« Les stages sur lesquels le master permet de déboucher ne correspondent pas au poste qu’on va ensuite pouvoir intégrer »

Olivier, 25 ans, conseiller en gestion de patrimoine à la Société Générale

Diplômes : Ecole de commerce, master 2 Banque et Finance, master spécialisé en gestion de patrimoine

Rémunération : 37.000 euros + 10.000 euros de variable

L'Agefi Actifs. - Combien de temps avez-vous mis avant de trouver un poste ?

- Après mon Master 2 Banque et Finance, j’ai travaillé en tant que conseiller en patrimoine financier dans le réseau de BNP Paribas. J’ai suivi un master spécialisé pour intégrer une banque privée, mais après deux stages, l’un au Credit Suisse, l’autre à la Banque Privée 1818, après lequel il était convenu que je ne sois pas embauché, je me suis aperçu que la banque privée n’était pas forcément mon objectif. Je me suis donc laissé le temps de la réflexion. A partir du moment où j’ai commencé mes recherches, deux mois et demi et deux entretiens plus tard, j’ai trouvé mon poste actuel.Est-ce le poste que vous visiez au départ ?
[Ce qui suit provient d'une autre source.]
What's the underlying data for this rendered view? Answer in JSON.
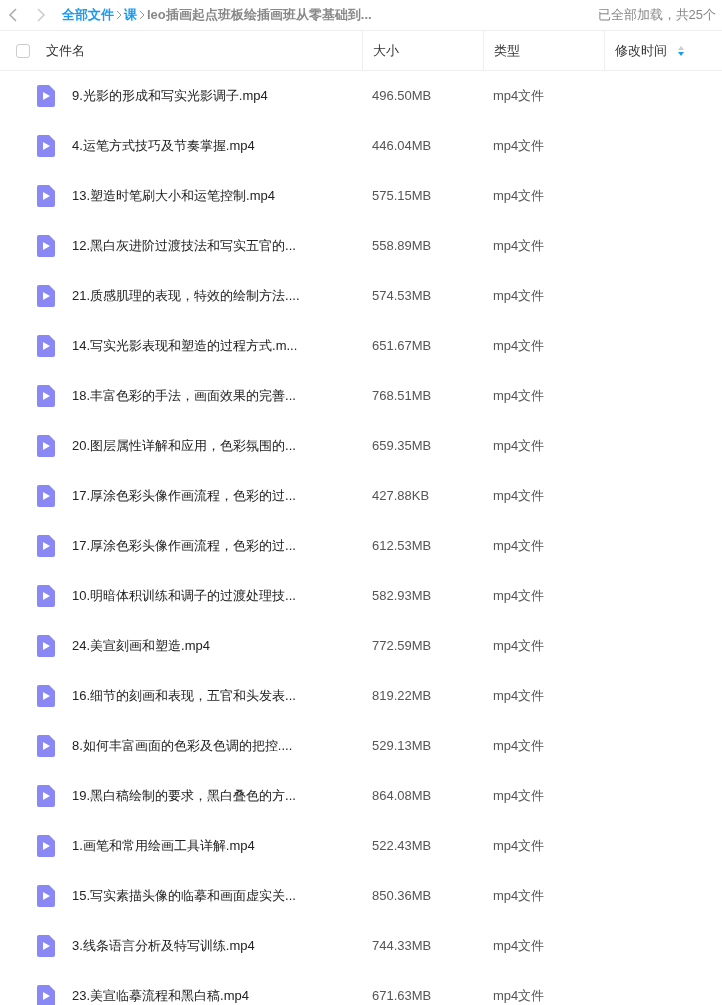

- En banque privée pure, les trois premières années, voire davantage, le jeune diplômé est recruté en tant que fonction support. Il assiste le banquier privé et ne rencontre jamais le client. J’avais besoin de ce contact, c’est pour cela qu’après mûre réflexion, je me suis tourné vers le réseau. Aujourd’hui, je n’ai pas de portefeuille clients mais j’interviens en tant que support des conseillers du réseau pour le compte de cinq agences auprès d’une clientèle tout aussi fortunée que dans le pôle de gestion privée d’une banque universelle.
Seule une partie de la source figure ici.